One needs only watch TV or surf the net to realize that the troublesome midsection is actually a thing. However, the one I’m talking about isn’t about a few extra pounds. I posit that too many books have a troublesome midsection.
The first few pages invite you into the story, pulling you in through a plot that seems entertaining or the characters seem interesting. But then it happens. Page after page and you’re wondering if something is going to happen. Then you wonder if you missed something. Wait, what happened to the clear narrative from the beginning? Wait, what’s going on here? WHERE DID THE STORYLINE GO?!
Now, if you’re like me, you trudge through it, grumbling to yourself about how pointless this all is. You wonder why you picked the book up in the first place and amidst the frustration you swear off the book, the author, and maybe even the publisher (because of course they all are to blame for this agony of a confusing, muddled middle section that you’re now suffering through).
But then, out of nowhere, comes a light. Look!!! It’s a detail! Oh man, is that a visual cue? GASP! That’s a plot twist!!
Then you try to forget all of the suffering and just enjoy the ending but….man that middle section was at least 100 pages too long. You think to yourself, if only this book didn’t have that crappy middle, it’d be a pretty decent book!
It hits you. This isn’t a decent book because it struggles from a troublesome midsection.
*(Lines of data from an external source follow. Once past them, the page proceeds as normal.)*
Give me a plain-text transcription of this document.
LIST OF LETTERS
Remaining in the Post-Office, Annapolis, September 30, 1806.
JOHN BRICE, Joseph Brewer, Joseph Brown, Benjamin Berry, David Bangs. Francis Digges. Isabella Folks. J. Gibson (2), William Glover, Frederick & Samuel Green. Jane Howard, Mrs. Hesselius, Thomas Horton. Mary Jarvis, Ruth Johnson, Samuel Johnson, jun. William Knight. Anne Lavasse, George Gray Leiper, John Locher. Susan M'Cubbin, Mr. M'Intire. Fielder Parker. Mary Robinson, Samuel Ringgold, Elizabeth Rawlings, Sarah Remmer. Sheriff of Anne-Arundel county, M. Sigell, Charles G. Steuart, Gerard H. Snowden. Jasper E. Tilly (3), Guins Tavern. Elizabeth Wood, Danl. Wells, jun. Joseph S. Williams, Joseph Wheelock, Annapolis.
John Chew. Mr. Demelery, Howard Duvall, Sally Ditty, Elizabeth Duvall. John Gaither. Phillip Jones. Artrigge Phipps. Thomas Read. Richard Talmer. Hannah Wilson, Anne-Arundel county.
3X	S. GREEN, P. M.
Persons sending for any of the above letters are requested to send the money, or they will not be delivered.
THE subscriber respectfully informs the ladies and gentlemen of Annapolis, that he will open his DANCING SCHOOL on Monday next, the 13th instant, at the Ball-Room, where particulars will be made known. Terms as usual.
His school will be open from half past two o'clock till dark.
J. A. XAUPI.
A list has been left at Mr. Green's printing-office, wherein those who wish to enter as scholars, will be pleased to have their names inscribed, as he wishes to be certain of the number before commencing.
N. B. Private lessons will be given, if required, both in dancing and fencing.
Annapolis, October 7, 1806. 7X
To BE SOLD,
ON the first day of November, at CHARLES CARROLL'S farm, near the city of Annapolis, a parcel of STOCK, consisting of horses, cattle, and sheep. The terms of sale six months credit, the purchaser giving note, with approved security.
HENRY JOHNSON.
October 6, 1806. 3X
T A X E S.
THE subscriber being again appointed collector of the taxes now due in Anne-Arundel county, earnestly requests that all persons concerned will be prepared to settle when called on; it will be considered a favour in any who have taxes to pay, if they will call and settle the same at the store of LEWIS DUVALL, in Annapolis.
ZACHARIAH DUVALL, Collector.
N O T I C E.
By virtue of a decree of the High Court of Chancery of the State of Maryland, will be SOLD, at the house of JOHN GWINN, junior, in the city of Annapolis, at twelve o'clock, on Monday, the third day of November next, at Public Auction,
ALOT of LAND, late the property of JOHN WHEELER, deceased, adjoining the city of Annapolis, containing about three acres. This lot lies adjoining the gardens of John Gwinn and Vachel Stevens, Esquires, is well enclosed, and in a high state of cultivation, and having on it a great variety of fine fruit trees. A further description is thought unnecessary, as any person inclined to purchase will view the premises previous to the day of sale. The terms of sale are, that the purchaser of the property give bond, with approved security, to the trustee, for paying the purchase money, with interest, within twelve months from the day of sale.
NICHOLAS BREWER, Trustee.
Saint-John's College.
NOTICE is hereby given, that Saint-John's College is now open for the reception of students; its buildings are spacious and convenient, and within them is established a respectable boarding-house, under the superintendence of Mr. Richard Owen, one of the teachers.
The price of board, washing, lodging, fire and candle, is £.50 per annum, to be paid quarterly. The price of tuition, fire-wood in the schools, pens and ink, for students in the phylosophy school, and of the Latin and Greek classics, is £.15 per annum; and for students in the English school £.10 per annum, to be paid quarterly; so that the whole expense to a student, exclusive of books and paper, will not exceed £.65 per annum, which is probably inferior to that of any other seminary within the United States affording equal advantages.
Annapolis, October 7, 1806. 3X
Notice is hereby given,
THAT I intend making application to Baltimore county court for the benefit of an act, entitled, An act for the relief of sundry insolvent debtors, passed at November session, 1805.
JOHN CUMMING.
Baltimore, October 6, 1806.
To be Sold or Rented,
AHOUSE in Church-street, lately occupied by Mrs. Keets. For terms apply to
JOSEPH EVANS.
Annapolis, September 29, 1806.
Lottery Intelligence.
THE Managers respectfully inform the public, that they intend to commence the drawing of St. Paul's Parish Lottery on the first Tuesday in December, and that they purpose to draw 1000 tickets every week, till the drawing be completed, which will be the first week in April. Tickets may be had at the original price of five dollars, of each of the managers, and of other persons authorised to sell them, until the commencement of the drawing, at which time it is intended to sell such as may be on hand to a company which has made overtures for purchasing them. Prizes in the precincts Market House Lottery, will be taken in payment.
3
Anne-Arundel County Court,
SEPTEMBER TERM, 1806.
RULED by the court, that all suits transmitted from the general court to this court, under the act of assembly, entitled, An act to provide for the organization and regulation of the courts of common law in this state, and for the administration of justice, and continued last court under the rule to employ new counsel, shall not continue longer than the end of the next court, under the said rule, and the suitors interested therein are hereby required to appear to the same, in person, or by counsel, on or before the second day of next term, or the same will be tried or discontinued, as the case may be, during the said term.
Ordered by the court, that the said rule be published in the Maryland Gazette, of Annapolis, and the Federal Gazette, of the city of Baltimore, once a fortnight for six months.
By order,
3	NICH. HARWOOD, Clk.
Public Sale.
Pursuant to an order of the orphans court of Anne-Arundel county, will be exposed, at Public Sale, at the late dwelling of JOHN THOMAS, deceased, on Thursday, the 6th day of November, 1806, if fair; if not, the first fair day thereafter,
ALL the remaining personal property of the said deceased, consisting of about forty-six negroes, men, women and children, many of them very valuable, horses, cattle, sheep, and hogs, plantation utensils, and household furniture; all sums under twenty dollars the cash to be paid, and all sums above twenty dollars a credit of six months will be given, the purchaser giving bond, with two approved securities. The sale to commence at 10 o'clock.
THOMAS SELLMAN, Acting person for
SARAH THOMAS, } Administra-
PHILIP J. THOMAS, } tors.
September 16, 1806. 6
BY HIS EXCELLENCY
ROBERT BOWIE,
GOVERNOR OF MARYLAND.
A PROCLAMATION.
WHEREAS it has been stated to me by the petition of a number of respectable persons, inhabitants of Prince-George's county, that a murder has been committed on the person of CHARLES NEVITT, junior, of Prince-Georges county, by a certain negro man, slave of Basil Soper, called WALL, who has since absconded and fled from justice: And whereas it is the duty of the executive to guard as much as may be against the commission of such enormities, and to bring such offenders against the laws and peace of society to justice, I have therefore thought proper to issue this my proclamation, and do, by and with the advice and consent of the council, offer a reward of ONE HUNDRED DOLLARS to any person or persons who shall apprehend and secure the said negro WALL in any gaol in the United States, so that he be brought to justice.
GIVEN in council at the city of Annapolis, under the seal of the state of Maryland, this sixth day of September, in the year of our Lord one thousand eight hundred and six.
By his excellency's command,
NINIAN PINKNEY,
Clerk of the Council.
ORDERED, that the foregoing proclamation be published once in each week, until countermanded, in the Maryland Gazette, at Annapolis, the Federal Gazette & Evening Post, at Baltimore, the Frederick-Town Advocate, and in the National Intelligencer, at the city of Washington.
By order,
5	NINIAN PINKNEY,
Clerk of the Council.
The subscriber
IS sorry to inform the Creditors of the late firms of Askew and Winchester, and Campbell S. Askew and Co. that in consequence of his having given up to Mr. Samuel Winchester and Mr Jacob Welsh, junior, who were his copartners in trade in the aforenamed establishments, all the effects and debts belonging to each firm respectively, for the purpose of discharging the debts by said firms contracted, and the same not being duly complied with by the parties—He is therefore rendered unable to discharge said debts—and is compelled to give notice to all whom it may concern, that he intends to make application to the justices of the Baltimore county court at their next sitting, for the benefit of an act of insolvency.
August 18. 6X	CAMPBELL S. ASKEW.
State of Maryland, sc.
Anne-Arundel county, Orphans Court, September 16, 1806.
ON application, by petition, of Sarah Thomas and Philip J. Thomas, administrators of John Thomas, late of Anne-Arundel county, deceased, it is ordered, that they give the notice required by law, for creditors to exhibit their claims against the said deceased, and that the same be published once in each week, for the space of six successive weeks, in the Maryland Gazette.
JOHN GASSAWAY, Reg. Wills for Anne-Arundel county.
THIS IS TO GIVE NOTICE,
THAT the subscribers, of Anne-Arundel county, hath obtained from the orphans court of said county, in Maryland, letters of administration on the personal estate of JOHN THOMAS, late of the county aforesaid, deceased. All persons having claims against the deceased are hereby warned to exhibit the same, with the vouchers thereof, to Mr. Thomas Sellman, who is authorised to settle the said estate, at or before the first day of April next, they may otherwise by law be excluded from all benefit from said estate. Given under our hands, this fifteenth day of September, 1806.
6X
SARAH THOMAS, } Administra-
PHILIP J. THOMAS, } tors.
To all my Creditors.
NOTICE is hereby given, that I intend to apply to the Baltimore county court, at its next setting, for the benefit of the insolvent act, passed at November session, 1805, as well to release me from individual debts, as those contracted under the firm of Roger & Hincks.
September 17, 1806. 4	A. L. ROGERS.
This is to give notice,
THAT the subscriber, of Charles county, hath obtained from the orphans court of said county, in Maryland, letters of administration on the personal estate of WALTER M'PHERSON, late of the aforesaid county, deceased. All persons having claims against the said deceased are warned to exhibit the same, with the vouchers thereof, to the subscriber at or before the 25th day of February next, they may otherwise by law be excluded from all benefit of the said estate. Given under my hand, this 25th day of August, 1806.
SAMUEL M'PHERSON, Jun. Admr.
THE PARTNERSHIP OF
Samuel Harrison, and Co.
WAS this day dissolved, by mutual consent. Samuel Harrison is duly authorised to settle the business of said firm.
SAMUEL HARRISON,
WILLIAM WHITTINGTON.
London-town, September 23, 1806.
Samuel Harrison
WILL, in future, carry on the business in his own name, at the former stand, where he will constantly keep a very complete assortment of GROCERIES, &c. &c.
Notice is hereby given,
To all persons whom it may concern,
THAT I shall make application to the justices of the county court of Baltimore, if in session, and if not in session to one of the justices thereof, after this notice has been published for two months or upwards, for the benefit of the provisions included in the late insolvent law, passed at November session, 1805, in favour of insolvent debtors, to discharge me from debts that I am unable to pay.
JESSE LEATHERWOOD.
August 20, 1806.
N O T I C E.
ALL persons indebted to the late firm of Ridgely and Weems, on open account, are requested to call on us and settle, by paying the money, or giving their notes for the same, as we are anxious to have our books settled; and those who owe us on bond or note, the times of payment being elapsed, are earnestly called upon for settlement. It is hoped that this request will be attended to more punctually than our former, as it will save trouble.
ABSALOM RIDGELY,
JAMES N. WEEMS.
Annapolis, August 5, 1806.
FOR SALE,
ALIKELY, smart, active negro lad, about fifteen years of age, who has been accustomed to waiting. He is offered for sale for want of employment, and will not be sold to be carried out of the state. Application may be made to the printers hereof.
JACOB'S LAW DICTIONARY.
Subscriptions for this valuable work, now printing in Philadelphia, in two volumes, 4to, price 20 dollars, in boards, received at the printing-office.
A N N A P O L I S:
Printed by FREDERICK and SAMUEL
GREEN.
I’ve read way too many of these books lately and I know I can’t be the only one. I oftentimes stare at my blank computer screen when trying to write a review because there are only so many ways I can say that the middle sucked but everything else was rocking. I get a nagging feeling when I try to recommend them because I know that doing so merely enables more people to suffer through the boring bits like I did. Man, does it leave me feeling dissatisfied and annoyed. I want to just shake it off and read a good book but guess what is likely to happen? Yup, you guessed it. Cycle Repeat.
So is this just a testament to the state of writing these days or are we engineered to have several simultaneous plot points as is used in TV and film?
More importantly, how do I get out of these midsection blues?